Délocalisation du secteur tertiaire français
Expert en relation client et auteur d’une proposition visant à créer 15000 emplois en France dans les centres d’appel, Manuel Jacquinet a adressé, hier, une lettre ouverte à Laurent Fabius (ministre des Affaires étrangères) et Pierre Moscovici (ministre de l’Economie) qu’il soupçonne « d’avoir décidé que la priorité était… de favoriser encore plus la délocalisation des deux industries tertiaires qui créent le plus d’emplois depuis des années ».
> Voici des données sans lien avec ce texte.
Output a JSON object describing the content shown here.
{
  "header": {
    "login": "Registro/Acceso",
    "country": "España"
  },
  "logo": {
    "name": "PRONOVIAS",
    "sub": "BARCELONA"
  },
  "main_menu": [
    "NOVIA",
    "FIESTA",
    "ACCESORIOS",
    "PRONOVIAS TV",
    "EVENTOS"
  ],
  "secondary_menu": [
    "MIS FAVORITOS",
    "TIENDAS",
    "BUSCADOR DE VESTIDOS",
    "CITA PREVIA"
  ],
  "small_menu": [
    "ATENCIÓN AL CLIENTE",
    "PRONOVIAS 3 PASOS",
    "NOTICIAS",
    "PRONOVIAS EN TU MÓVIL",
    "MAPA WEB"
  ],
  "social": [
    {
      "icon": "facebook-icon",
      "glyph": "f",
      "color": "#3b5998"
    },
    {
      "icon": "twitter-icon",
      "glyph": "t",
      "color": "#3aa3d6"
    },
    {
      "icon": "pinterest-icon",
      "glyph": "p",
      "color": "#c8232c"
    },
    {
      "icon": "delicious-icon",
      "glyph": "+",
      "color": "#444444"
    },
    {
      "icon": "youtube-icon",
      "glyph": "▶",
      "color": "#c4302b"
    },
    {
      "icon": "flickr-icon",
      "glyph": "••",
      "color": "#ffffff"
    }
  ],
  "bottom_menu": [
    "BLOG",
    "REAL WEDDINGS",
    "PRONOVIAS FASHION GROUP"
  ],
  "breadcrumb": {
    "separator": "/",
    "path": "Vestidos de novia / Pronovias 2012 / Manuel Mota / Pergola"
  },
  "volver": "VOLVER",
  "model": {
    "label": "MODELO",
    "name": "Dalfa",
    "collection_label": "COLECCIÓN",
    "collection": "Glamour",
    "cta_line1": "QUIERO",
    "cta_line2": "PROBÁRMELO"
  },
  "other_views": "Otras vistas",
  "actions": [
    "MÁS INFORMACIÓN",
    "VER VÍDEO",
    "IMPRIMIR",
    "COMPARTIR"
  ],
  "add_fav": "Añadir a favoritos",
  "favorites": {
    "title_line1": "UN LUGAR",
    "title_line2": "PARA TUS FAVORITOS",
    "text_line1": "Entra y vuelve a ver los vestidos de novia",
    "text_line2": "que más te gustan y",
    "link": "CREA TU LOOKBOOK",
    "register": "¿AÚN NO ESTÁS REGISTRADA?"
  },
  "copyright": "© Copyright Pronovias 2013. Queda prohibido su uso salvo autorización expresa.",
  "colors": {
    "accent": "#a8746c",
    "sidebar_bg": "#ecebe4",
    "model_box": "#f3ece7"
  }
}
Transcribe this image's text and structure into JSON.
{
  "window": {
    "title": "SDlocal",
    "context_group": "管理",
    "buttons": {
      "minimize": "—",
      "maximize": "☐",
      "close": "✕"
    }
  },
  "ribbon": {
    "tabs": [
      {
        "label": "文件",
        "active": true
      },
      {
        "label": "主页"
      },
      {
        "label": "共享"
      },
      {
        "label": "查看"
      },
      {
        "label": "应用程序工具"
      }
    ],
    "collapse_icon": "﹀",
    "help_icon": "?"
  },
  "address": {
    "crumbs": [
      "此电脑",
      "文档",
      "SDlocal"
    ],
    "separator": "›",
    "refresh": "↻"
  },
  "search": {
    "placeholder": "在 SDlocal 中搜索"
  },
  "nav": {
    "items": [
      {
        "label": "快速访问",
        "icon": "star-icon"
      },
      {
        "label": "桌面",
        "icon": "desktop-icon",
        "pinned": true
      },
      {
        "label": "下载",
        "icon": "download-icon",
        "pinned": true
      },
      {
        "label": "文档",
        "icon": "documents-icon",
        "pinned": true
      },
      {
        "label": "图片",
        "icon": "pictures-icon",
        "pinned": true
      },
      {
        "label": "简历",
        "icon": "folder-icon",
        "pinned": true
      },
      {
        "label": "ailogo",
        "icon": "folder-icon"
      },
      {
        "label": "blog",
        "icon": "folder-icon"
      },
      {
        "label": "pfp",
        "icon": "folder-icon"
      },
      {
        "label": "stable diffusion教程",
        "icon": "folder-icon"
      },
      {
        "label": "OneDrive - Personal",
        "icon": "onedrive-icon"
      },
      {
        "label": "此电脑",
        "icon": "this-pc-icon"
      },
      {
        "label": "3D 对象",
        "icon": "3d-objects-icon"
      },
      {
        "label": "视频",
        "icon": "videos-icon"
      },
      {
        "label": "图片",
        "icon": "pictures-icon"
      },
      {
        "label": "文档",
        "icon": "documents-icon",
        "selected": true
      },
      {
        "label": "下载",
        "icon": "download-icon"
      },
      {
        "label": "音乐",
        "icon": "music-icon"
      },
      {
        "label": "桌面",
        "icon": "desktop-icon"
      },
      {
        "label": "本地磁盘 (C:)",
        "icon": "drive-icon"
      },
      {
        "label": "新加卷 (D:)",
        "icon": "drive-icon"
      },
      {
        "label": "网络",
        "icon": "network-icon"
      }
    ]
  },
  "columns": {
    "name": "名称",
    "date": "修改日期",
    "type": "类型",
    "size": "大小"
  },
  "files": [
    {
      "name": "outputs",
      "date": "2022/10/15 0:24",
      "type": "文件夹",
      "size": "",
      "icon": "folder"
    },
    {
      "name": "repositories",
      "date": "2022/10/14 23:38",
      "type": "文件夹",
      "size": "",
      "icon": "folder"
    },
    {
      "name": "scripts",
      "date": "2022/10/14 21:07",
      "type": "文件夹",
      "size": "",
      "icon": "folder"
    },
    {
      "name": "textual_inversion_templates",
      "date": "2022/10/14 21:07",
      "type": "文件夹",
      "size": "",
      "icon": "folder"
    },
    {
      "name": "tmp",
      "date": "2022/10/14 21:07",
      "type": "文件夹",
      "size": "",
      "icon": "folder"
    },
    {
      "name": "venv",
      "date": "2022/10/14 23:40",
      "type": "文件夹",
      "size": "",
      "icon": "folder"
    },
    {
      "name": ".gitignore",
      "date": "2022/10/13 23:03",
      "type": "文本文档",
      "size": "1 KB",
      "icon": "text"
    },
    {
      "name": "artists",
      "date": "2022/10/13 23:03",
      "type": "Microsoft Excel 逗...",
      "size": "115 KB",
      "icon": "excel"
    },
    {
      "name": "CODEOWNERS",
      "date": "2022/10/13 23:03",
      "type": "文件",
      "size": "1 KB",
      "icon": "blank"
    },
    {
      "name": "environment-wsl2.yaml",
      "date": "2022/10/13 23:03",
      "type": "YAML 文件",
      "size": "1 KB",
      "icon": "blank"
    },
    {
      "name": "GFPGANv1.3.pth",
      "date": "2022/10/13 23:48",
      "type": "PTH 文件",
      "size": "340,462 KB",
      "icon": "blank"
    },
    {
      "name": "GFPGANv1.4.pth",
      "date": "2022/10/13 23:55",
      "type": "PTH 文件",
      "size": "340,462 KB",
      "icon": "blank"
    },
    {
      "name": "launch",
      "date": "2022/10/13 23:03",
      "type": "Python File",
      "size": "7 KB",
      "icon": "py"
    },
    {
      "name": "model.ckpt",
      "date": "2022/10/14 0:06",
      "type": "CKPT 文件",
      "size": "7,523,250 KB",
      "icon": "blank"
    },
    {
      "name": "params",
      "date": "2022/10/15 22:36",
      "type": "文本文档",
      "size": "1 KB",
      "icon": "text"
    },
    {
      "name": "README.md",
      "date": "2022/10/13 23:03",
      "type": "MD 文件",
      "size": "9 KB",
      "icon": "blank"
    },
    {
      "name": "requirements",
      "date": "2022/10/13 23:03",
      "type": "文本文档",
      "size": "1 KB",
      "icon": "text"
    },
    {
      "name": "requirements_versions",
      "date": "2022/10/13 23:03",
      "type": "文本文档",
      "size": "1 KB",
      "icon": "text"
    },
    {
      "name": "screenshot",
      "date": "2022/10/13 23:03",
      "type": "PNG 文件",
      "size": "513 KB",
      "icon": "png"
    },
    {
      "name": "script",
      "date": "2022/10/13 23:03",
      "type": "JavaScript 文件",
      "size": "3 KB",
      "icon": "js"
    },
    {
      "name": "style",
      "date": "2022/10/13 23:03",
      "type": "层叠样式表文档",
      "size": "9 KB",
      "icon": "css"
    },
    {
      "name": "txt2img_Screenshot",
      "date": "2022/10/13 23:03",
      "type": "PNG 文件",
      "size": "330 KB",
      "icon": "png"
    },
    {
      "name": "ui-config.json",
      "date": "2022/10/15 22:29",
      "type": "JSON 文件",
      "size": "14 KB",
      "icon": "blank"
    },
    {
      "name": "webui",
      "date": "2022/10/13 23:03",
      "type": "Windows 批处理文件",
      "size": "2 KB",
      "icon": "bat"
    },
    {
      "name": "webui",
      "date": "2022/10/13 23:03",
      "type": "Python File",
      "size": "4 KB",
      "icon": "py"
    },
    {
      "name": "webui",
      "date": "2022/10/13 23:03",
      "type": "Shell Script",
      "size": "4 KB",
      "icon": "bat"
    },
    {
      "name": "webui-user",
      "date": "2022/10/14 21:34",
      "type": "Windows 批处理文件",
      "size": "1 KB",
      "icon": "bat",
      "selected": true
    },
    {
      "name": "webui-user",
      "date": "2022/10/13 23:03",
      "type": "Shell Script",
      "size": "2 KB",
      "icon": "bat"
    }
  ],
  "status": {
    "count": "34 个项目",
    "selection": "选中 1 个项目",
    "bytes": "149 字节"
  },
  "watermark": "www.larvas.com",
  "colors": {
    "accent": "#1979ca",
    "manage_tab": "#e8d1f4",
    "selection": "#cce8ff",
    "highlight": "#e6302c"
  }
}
Cette initiative suscite d’autant plus la colère des professionnels que le gouvernement a vigoureusement invité cet été les prestataires à relocaliser en France leurs centres d’appels basés à l’étranger. Alors, nouveau couac gouvernemental? Interrogé, Matignon renvoie la balle à Bercy, dont dépend l’AFD. Mais au ministère de l’Economie, comme à celui du Redressement productif, nos demandes sont restées sans réponses.